The glob pattern matching is implemented through a custom globToRegex converter that handles the most common glob syntax: * matches any characters except path separators, ** matches any characters including path separators (for recursive matching), and ? matches a single character. The function escapes all regex special characters first, then replaces glob tokens with their regex equivalents. This approach handles patterns like **/*.ts, src/**/test?.js, and !node_modules effectively.

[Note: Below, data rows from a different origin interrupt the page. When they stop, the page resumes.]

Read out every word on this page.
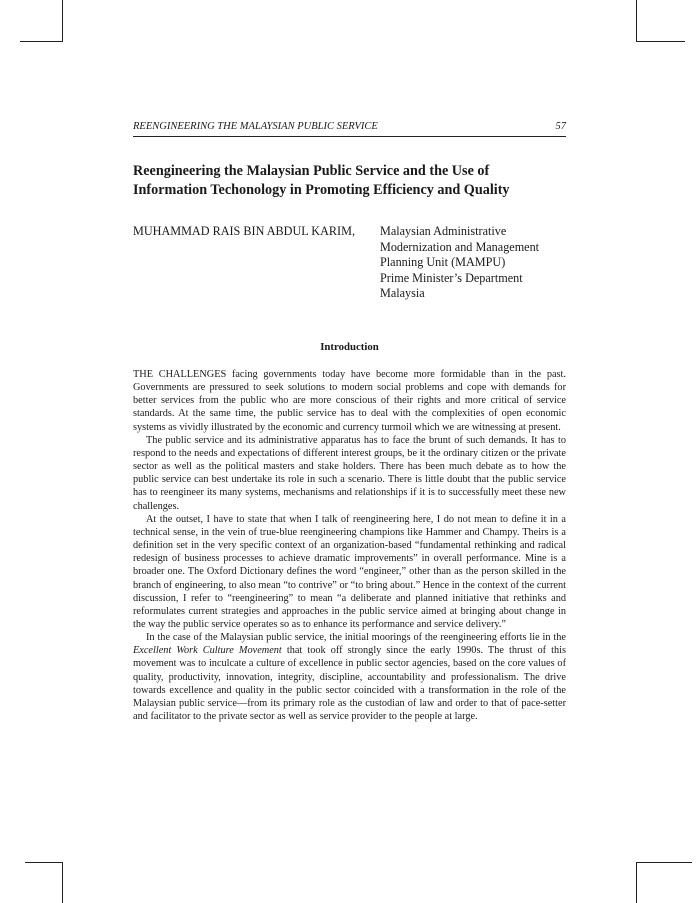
REENGINEERING THE MALAYSIAN PUBLIC SERVICE	57
Reengineering the Malaysian Public Service and the Use of
Information Techonology in Promoting Efficiency and Quality
MUHAMMAD RAIS BIN ABDUL KARIM, Malaysian Administrative
Modernization and Management
Planning Unit (MAMPU)
Prime Minister’s Department
Malaysia
Introduction

THE CHALLENGES facing governments today have become more formidable than in the past. Governments are pressured to seek solutions to modern social problems and cope with demands for better services from the public who are more conscious of their rights and more critical of service standards. At the same time, the public service has to deal with the complexities of open economic systems as vividly illustrated by the economic and currency turmoil which we are witnessing at present.

The public service and its administrative apparatus has to face the brunt of such demands. It has to respond to the needs and expectations of different interest groups, be it the ordinary citizen or the private sector as well as the political masters and stake holders. There has been much debate as to how the public service can best undertake its role in such a scenario. There is little doubt that the public service has to reengineer its many systems, mechanisms and relationships if it is to successfully meet these new challenges.

At the outset, I have to state that when I talk of reengineering here, I do not mean to define it in a technical sense, in the vein of true-blue reengineering champions like Hammer and Champy. Theirs is a definition set in the very specific context of an organization-based “fundamental rethinking and radical redesign of business processes to achieve dramatic improvements” in overall performance. Mine is a broader one. The Oxford Dictionary defines the word “engineer,” other than as the person skilled in the branch of engineering, to also mean “to contrive” or “to bring about.” Hence in the context of the current discussion, I refer to “reengineering” to mean “a deliberate and planned initiative that rethinks and reformulates current strategies and approaches in the public service aimed at bringing about change in the way the public service operates so as to enhance its performance and service delivery.”

In the case of the Malaysian public service, the initial moorings of the reengineering efforts lie in the Excellent Work Culture Movement that took off strongly since the early 1990s. The thrust of this movement was to inculcate a culture of excellence in public sector agencies, based on the core values of quality, productivity, innovation, integrity, discipline, accountability and professionalism. The drive towards excellence and quality in the public sector coincided with a transformation in the role of the Malaysian public service—from its primary role as the custodian of law and order to that of pace-setter and facilitator to the private sector as well as service provider to the people at large.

The recursive walking logic uses an inner generator function that tracks the current depth. When maxDepth is reached, the function returns early without descending further. The exclude patterns are checked before include patterns, and directories get a trailing slash appended for pattern matching, allowing patterns like node_modules/ to specifically target directories. Permission errors (EACCES) are caught and silently skipped, which is essential for real-world usage where some directories may be inaccessible.

Each yielded result includes both the absolute path and the relative path from the base directory, plus metadata about whether it's a directory and its depth level. This rich result object gives consumers flexibility in how they process the files. The withFileTypes option on readdir is used to avoid separate stat calls for determining if entries are directories, significantly improving performance.

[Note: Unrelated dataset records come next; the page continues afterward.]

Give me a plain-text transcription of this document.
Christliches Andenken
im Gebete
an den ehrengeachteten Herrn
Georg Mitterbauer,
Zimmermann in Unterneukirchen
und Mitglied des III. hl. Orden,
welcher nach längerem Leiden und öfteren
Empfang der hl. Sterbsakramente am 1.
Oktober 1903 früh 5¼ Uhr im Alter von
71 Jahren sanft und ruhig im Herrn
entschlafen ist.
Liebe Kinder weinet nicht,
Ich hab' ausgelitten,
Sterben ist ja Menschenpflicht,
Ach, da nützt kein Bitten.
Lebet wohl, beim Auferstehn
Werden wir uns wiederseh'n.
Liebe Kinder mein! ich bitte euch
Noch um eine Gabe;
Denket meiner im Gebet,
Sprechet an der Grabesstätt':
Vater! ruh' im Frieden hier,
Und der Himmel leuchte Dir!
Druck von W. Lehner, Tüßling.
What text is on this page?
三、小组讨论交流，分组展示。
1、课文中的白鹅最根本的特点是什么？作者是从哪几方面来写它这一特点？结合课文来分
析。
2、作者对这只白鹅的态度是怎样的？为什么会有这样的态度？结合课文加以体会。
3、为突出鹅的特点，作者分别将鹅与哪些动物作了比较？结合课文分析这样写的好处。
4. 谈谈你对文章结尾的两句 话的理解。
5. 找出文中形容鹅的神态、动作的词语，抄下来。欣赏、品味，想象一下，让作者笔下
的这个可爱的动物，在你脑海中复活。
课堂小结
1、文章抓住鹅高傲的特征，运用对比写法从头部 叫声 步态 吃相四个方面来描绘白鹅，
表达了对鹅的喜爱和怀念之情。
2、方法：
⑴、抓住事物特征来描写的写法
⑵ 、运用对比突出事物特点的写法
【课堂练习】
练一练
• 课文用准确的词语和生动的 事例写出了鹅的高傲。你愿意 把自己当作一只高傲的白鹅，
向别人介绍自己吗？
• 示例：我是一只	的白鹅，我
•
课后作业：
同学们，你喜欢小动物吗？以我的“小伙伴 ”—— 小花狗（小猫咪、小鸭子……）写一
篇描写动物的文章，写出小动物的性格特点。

Use this pattern when building CLI tools, build systems, or any application that needs to process files across a directory tree. Avoid it when you need to process files in a specific order based on their content, as the traversal order depends on the filesystem. For extremely deep directory structures, consider using an iterative approach with an explicit stack to avoid potential stack overflow issues, though in practice the async nature of this implementation handles most real-world scenarios well.